In the third week of my break I decided to cautiously test the waters. My medication was making my foot feel better and I felt like the acupuncture treatments were starting to help as well. I didn't want to overdo it though so I just did a couple of runs in the 3 to 5 mile range at a very, very slow pace on the treadmill. I felt clunky and sluggish but my foot didn't hurt so that was a plus. Week four I increased the mileage a smidge but still kept things suuuuuper slow. Then on the week between Christmas and New Year's I attempted a very conservative speed workout on the treadmill (400s). I opted for indoors again because it was probably a bajillion degrees below zero outside and the last thing I wanted to do was slip on some dumb ice the week before my spring marathon training was scheduled to begin.

Which brings me to January!

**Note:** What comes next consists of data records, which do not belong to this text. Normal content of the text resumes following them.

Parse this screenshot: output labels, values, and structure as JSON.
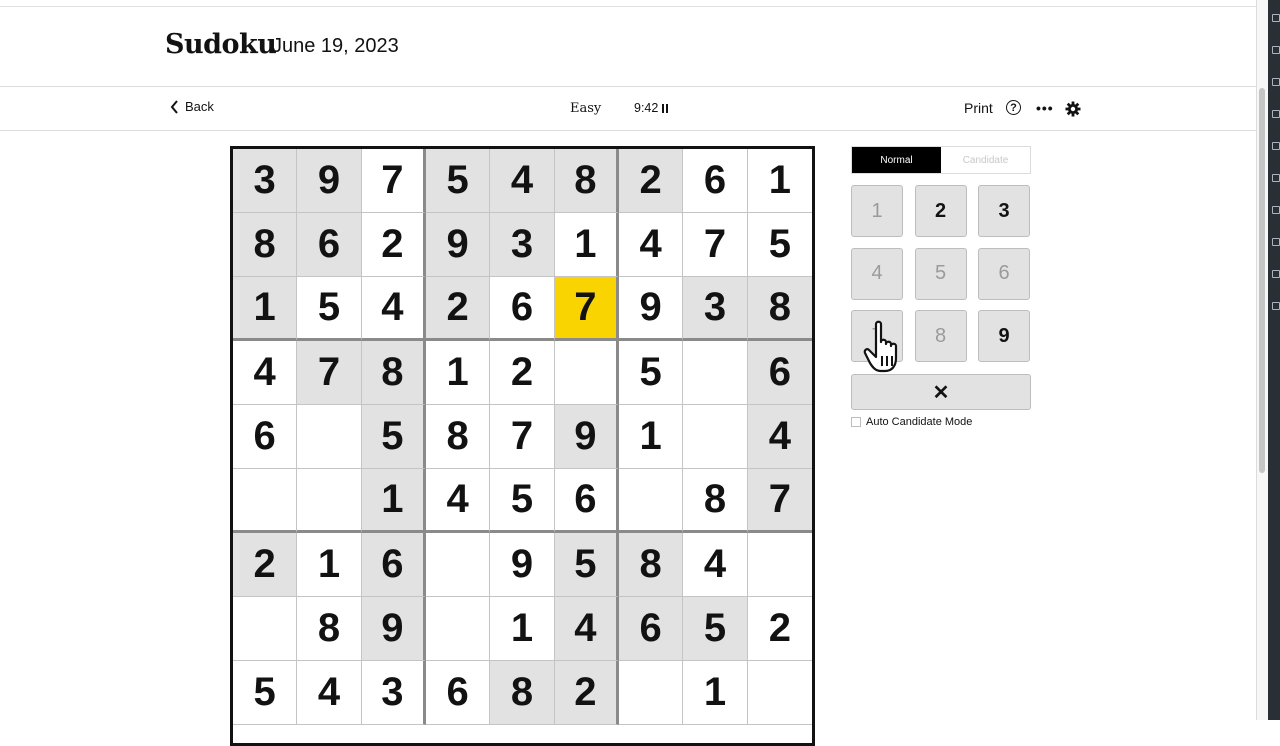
{
  "header": {
    "title": "Sudoku",
    "date": "June 19, 2023"
  },
  "toolbar": {
    "back_label": "Back",
    "difficulty": "Easy",
    "timer": "9:42",
    "print_label": "Print",
    "help_glyph": "?",
    "more_glyph": "•••"
  },
  "icons": [
    "chevron-left-icon",
    "pause-icon",
    "help-icon",
    "more-icon",
    "gear-icon",
    "close-icon",
    "hand-cursor-icon"
  ],
  "colors": {
    "selected": "#fad400",
    "given": "#e2e2e2",
    "mode_active": "#000000"
  },
  "board": {
    "rows": [
      [
        "3",
        "9",
        "7",
        "5",
        "4",
        "8",
        "2",
        "6",
        "1"
      ],
      [
        "8",
        "6",
        "2",
        "9",
        "3",
        "1",
        "4",
        "7",
        "5"
      ],
      [
        "1",
        "5",
        "4",
        "2",
        "6",
        "7",
        "9",
        "3",
        "8"
      ],
      [
        "4",
        "7",
        "8",
        "1",
        "2",
        "",
        "5",
        "",
        "6"
      ],
      [
        "6",
        "",
        "5",
        "8",
        "7",
        "9",
        "1",
        "",
        "4"
      ],
      [
        "",
        "",
        "1",
        "4",
        "5",
        "6",
        "",
        "8",
        "7"
      ],
      [
        "2",
        "1",
        "6",
        "",
        "9",
        "5",
        "8",
        "4",
        ""
      ],
      [
        "",
        "8",
        "9",
        "",
        "1",
        "4",
        "6",
        "5",
        "2"
      ],
      [
        "5",
        "4",
        "3",
        "6",
        "8",
        "2",
        "",
        "1",
        ""
      ]
    ],
    "given": [
      [
        1,
        1,
        0,
        1,
        1,
        1,
        1,
        0,
        0
      ],
      [
        1,
        1,
        0,
        1,
        1,
        0,
        0,
        0,
        0
      ],
      [
        1,
        0,
        0,
        1,
        0,
        0,
        0,
        1,
        1
      ],
      [
        0,
        1,
        1,
        0,
        0,
        0,
        0,
        0,
        1
      ],
      [
        0,
        0,
        1,
        0,
        0,
        1,
        0,
        0,
        1
      ],
      [
        0,
        0,
        1,
        0,
        0,
        0,
        0,
        0,
        1
      ],
      [
        1,
        0,
        1,
        0,
        0,
        1,
        1,
        0,
        0
      ],
      [
        0,
        0,
        1,
        0,
        0,
        1,
        1,
        1,
        0
      ],
      [
        0,
        0,
        0,
        0,
        1,
        1,
        0,
        0,
        0
      ]
    ],
    "selected": {
      "row": 2,
      "col": 5
    }
  },
  "controls": {
    "mode_normal": "Normal",
    "mode_candidate": "Candidate",
    "active_mode": "Normal",
    "numbers": [
      {
        "label": "1",
        "state": "used"
      },
      {
        "label": "2",
        "state": "available"
      },
      {
        "label": "3",
        "state": "available"
      },
      {
        "label": "4",
        "state": "used"
      },
      {
        "label": "5",
        "state": "used"
      },
      {
        "label": "6",
        "state": "used"
      },
      {
        "label": "7",
        "state": "used"
      },
      {
        "label": "8",
        "state": "used"
      },
      {
        "label": "9",
        "state": "available"
      }
    ],
    "clear_glyph": "✕",
    "auto_candidate_label": "Auto Candidate Mode",
    "auto_candidate_checked": false
  }
}
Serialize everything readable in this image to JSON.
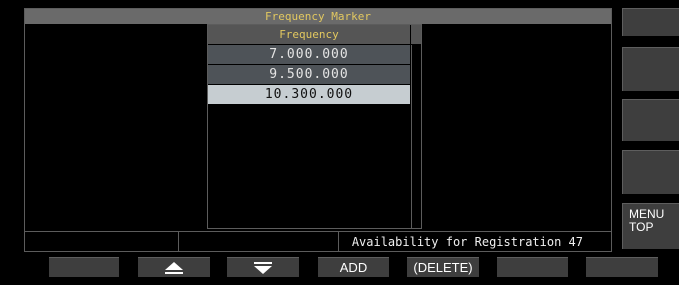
{
  "window": {
    "title": "Frequency Marker"
  },
  "list": {
    "header": "Frequency",
    "rows": [
      {
        "value": "7.000.000",
        "selected": false
      },
      {
        "value": "9.500.000",
        "selected": false
      },
      {
        "value": "10.300.000",
        "selected": true
      }
    ]
  },
  "status": {
    "availability": "Availability for Registration 47"
  },
  "side_buttons": [
    "",
    "",
    "",
    "",
    "MENU\nTOP"
  ],
  "bottom_buttons": [
    {
      "label": ""
    },
    {
      "label": "",
      "icon": "triangle-up-icon"
    },
    {
      "label": "",
      "icon": "triangle-down-icon"
    },
    {
      "label": "ADD"
    },
    {
      "label": "(DELETE)"
    },
    {
      "label": ""
    },
    {
      "label": ""
    }
  ],
  "colors": {
    "title_text": "#e2c860",
    "selected_row": "#c6cdd1",
    "row_bg": "#4e5358"
  }
}
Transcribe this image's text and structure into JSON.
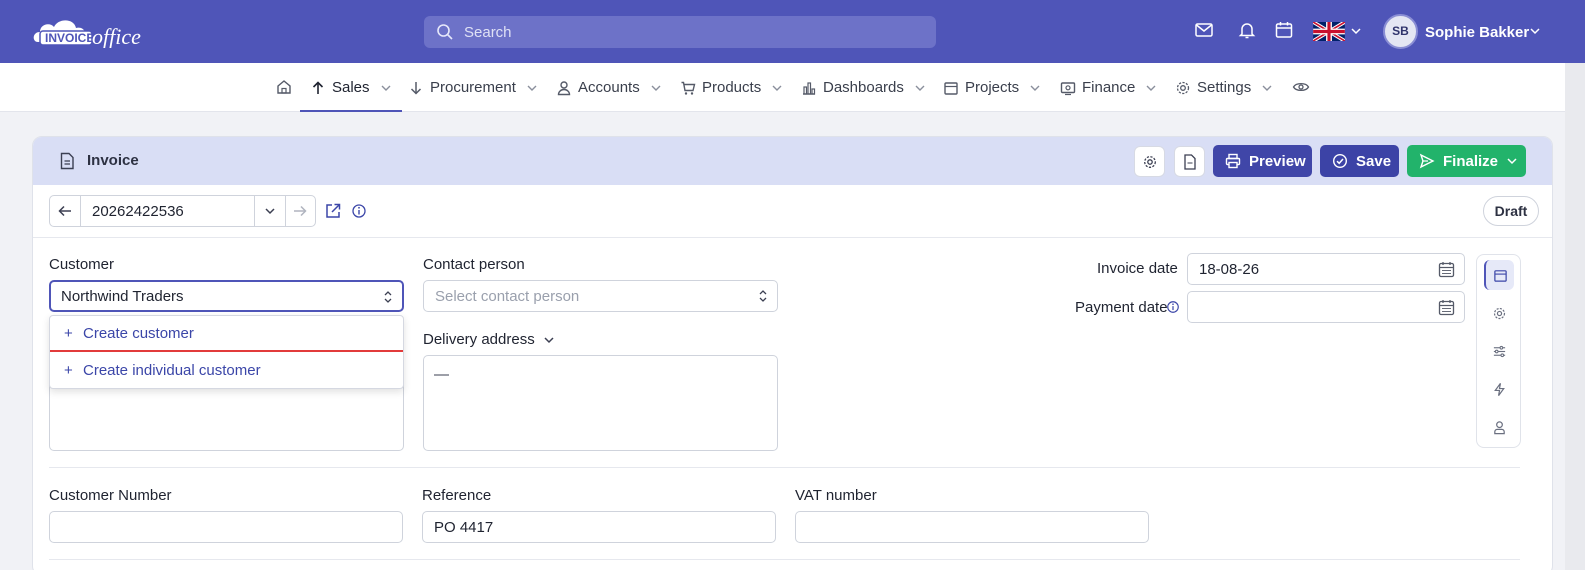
{
  "app": {
    "logo_text": "invoiceoffice"
  },
  "search": {
    "placeholder": "Search"
  },
  "user": {
    "initials": "SB",
    "name": "Sophie Bakker"
  },
  "nav": {
    "items": [
      {
        "label": "Sales",
        "icon": "arrow-up-icon",
        "active": true
      },
      {
        "label": "Procurement",
        "icon": "arrow-down-icon"
      },
      {
        "label": "Accounts",
        "icon": "user-icon"
      },
      {
        "label": "Products",
        "icon": "cart-icon"
      },
      {
        "label": "Dashboards",
        "icon": "bar-chart-icon"
      },
      {
        "label": "Projects",
        "icon": "calendar-icon"
      },
      {
        "label": "Finance",
        "icon": "wallet-icon"
      },
      {
        "label": "Settings",
        "icon": "gear-icon"
      }
    ]
  },
  "doc": {
    "title": "Invoice",
    "preview_label": "Preview",
    "save_label": "Save",
    "finalize_label": "Finalize",
    "number": "20262422536",
    "status": "Draft"
  },
  "form": {
    "customer_label": "Customer",
    "customer_value": "Northwind Traders",
    "contact_label": "Contact person",
    "contact_placeholder": "Select contact person",
    "delivery_label": "Delivery address",
    "delivery_value": "—",
    "invoice_date_label": "Invoice date",
    "invoice_date_value": "18-08-26",
    "payment_date_label": "Payment date",
    "payment_date_value": "",
    "customer_number_label": "Customer Number",
    "customer_number_value": "",
    "reference_label": "Reference",
    "reference_value": "PO 4417",
    "vat_label": "VAT number",
    "vat_value": ""
  },
  "customer_dropdown": {
    "items": [
      {
        "label": "Create customer"
      },
      {
        "label": "Create individual customer"
      }
    ]
  },
  "colors": {
    "topbar": "#4f55b8",
    "preview": "#4046a8",
    "save": "#3c43a6",
    "finalize": "#22b36b",
    "danger_underline": "#e23b3b"
  }
}
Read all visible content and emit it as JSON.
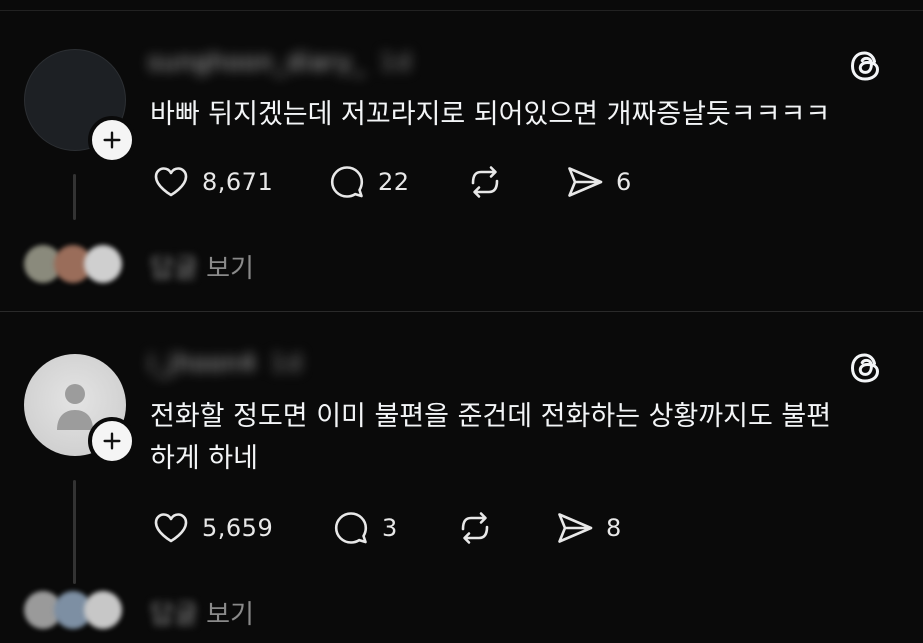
{
  "posts": [
    {
      "username": "sunghoon_diary_",
      "time": "1d",
      "text": "바빠 뒤지겠는데 저꼬라지로 되어있으면 개짜증날듯ㅋㅋㅋㅋ",
      "likes": "8,671",
      "comments": "22",
      "reposts": "",
      "shares": "6",
      "replies_prefix": "답글",
      "replies_label": "보기",
      "avatar_type": "dark",
      "reply_avatar_colors": [
        "#8a8a7c",
        "#9a6d5a",
        "#cfcfcf"
      ]
    },
    {
      "username": "i_jhoon4",
      "time": "1d",
      "text": "전화할 정도면 이미 불편을 준건데 전화하는 상황까지도 불편\n하게 하네",
      "likes": "5,659",
      "comments": "3",
      "reposts": "",
      "shares": "8",
      "replies_prefix": "답글",
      "replies_label": "보기",
      "avatar_type": "default",
      "reply_avatar_colors": [
        "#9a9a9a",
        "#7d8fa3",
        "#c7c7c7"
      ]
    }
  ],
  "icons": {
    "like": "heart-icon",
    "comment": "comment-icon",
    "repost": "repost-icon",
    "share": "share-icon",
    "brand": "threads-logo-icon",
    "follow": "plus-icon"
  },
  "colors": {
    "background": "#0a0a0a",
    "text": "#f3f5f7",
    "muted": "#8a8a8a"
  }
}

Here we are. I officially started a 16-week training plan for the Spring Chance BQ.2 Marathon on April 21st. It's a 10k-ish multi- loop course that is designed for people who are specifically attempting to qualify for Boston 2019. What's my training plan you ask?



I'm going all in on Hansons advanced training method!  It's technically an 18 week program but I had to modify it a bit to 16 weeks because of everything I just talked about above. I originally wanted to start in mid-December but I strongly felt it was more important for me to start healthy, even if it meant sacrificing a couple of weeks of training. If I'm being completely honest though, my heel is a little bit hit and miss right now. Some days it's completely fine but other days (like after my speed workout yesterday) the pain will come back and linger for the rest of the day. Overall I believe I'm on the mend but I'm keeping an eye on things in case it regressed to where it was back in November.

More about the training in a bit! I just needed to get all this injury stuff out of my brain so I can look back and remember the time I made a good decision for myself.